Ann Leckie
Amerikanische Autorin, deren Ancillary Justice die SF-Welt mit einer genderlosen Erzählperspektive und einem KI-Protagonisten erschütterte.
Ann Leckie debütierte 2013 mit Ancillary Justice und gewann damit als erste Autorin gleichzeitig den Hugo, den Nebula, den Arthur C. Clarke Award und den British Science Fiction Association Award. Das Buch löste eine der lebhaftesten Debatten in der modernen SF aus.
Der Roman erzählt von Breq, einem Fragment einer einst gewaltigen Raumschiff-KI namens Justice of Toren. In der Radch-Zivilisation dienen menschliche Körper (Ancillaries) als Erweiterungen der Schiffs-KIs. Justice of Toren existierte in Tausenden von Körpern gleichzeitig, bis sie auf einen einzigen reduziert wurde. Breq sucht Rache.
Die linguistische Innovation des Romans sorgte für die größte Aufmerksamkeit: Die Radch-Sprache macht keinen Geschlechtsunterschied. Leckie verwendet im Englischen konsequent weibliche Pronomen für alle Figuren, unabhängig von deren biologischem Geschlecht. Das zwingt den Leser, seine automatischen Annahmen über Geschlecht und Identität zu hinterfragen.
Die Imperial Radch-Trilogie (Ancillary Justice, Ancillary Sword, Ancillary Mercy) entwickelt ein Universum, das an das Römische Reich erinnert: eine expansive Zivilisation, die andere Kulturen absorbiert und ihre eigene Überlegenheit für selbstverständlich hält. Leckie nutzt diese Parallele, um über Imperialismus, kulturelle Hegemonie und die Frage nachzudenken, was passiert, wenn ein Imperium an seiner eigenen Größe zerbricht.
Leckies Werk zeigt, wie ein einzelner Roman den gesamten Diskurs eines Genres verändern kann. Die Frage, wer erzählt und aus welcher Perspektive, ist nach Ancillary Justice nicht mehr dieselbe.

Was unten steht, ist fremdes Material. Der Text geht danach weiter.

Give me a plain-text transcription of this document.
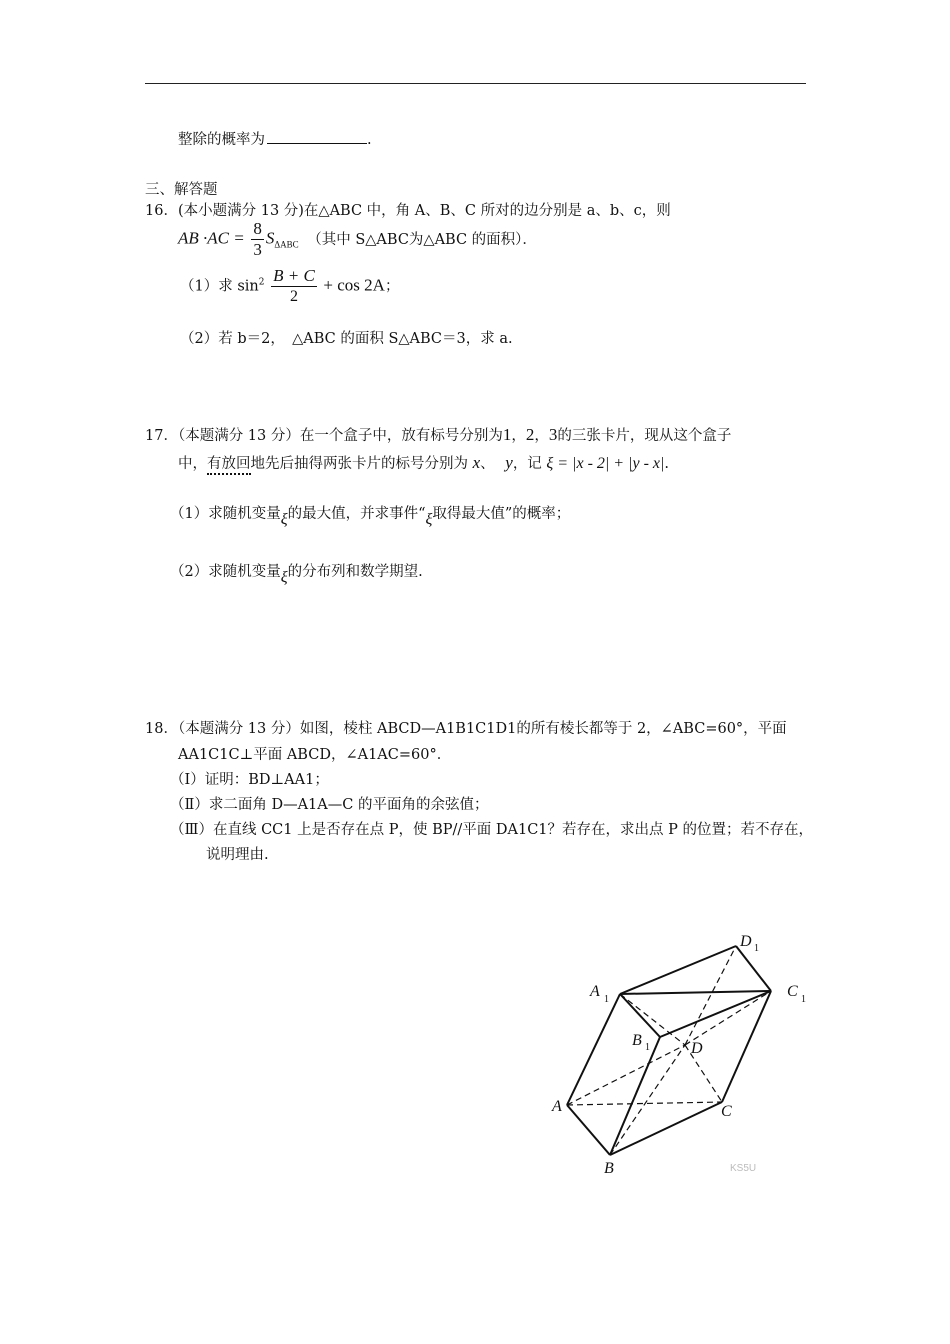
整除的概率为	.
三、解答题
16．(本小题满分 13 分)在△ABC 中，角 A、B、C 所对的边分别是 a、b、c，则
AB $\cdot AC = \frac{8}{3} S_{\Delta ABC}$ （其中 S△ABC为△ABC 的面积）．
（1）求 $\sin^2 \frac{B + C}{2} + \cos 2A$；
（2）若 b＝2，　△ABC 的面积 S△ABC＝3，求 a.
17．（本题满分 13 分）在一个盒子中，放有标号分别为1，2，3的三张卡片，现从这个盒子
中，有放回地先后抽得两张卡片的标号分别为 x、 y，记 ξ = |x - 2| + |y - x|.
（1）求随机变量ξ的最大值，并求事件“ξ取得最大值”的概率；
（2）求随机变量ξ的分布列和数学期望.
18．（本题满分 13 分）如图，棱柱 ABCD—A1B1C1D1的所有棱长都等于 2，∠ABC=60°，平面
AA1C1C⊥平面 ABCD，∠A1AC=60°．
（Ⅰ）证明：BD⊥AA1；
（Ⅱ）求二面角 D—A1A—C 的平面角的余弦值；
（Ⅲ）在直线 CC1 上是否存在点 P，使 BP//平面 DA1C1？若存在，求出点 P 的位置；若不存在，
说明理由.
A 1
D 1
C 1
B 1	D
A	C
B	KS5U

Leckies Entscheidung, in der Radch-Sprache kein grammatikalisches Geschlecht zu verwenden und konsequent weibliche Pronomen für alle Figuren zu wählen, klang wie ein akademisches Experiment und wurde zum kraftvollen erzählerischen Werkzeug. Weil der Leser automatisch versucht, aus dem Text herauszulesen, wer 'wirklich' männlich oder weiblich ist, und dabei merkt, wie tief diese Kategorien sitzen, erfährt er am eigenen Leseverhalten, worum es im Roman geht.

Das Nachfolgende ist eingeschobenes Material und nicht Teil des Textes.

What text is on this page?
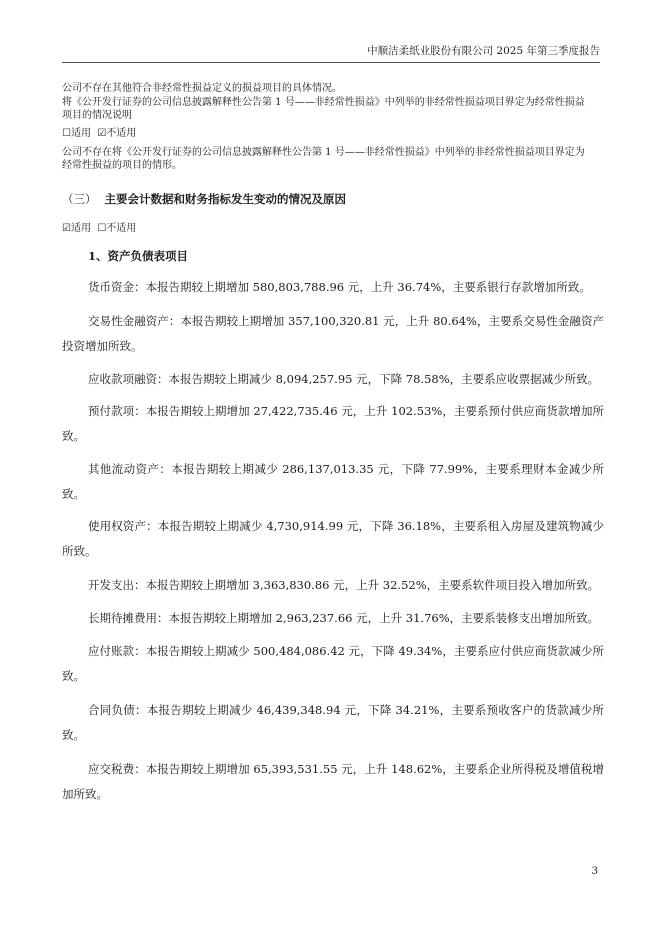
中顺洁柔纸业股份有限公司 2025 年第三季度报告
公司不存在其他符合非经常性损益定义的损益项目的具体情况。
将《公开发行证券的公司信息披露解释性公告第 1 号——非经常性损益》中列举的非经常性损益项目界定为经常性损益
项目的情况说明
☐适用 ☑不适用
公司不存在将《公开发行证券的公司信息披露解释性公告第 1 号——非经常性损益》中列举的非经常性损益项目界定为
经常性损益的项目的情形。
（三） 主要会计数据和财务指标发生变动的情况及原因
☑适用 ☐不适用
1、资产负债表项目
货币资金：本报告期较上期增加 580,803,788.96 元，上升 36.74%，主要系银行存款增加所致。
交易性金融资产：本报告期较上期增加 357,100,320.81 元，上升 80.64%，主要系交易性金融资产投资增加所致。
应收款项融资：本报告期较上期减少 8,094,257.95 元，下降 78.58%，主要系应收票据减少所致。
预付款项：本报告期较上期增加 27,422,735.46 元，上升 102.53%，主要系预付供应商货款增加所致。
其他流动资产：本报告期较上期减少 286,137,013.35 元，下降 77.99%，主要系理财本金减少所致。
使用权资产：本报告期较上期减少 4,730,914.99 元，下降 36.18%，主要系租入房屋及建筑物减少所致。
开发支出：本报告期较上期增加 3,363,830.86 元，上升 32.52%，主要系软件项目投入增加所致。
长期待摊费用：本报告期较上期增加 2,963,237.66 元，上升 31.76%，主要系装修支出增加所致。
应付账款：本报告期较上期减少 500,484,086.42 元，下降 49.34%，主要系应付供应商货款减少所致。
合同负债：本报告期较上期减少 46,439,348.94 元，下降 34.21%，主要系预收客户的货款减少所致。
应交税费：本报告期较上期增加 65,393,531.55 元，上升 148.62%，主要系企业所得税及增值税增加所致。
3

Die Trilogie entwickelt auch eine überzeugende Kritik an imperialer Selbstgefälligkeit. Die Radch sind nicht böse: Sie glauben aufrichtig, dass ihre Zivilisation die beste ist, und diese Überzeugung ist das Problem. Leckie zeigt, wie eine Zivilisation sich von innen heraus destabilisiert, wenn ihre Grundannahmen kollabieren.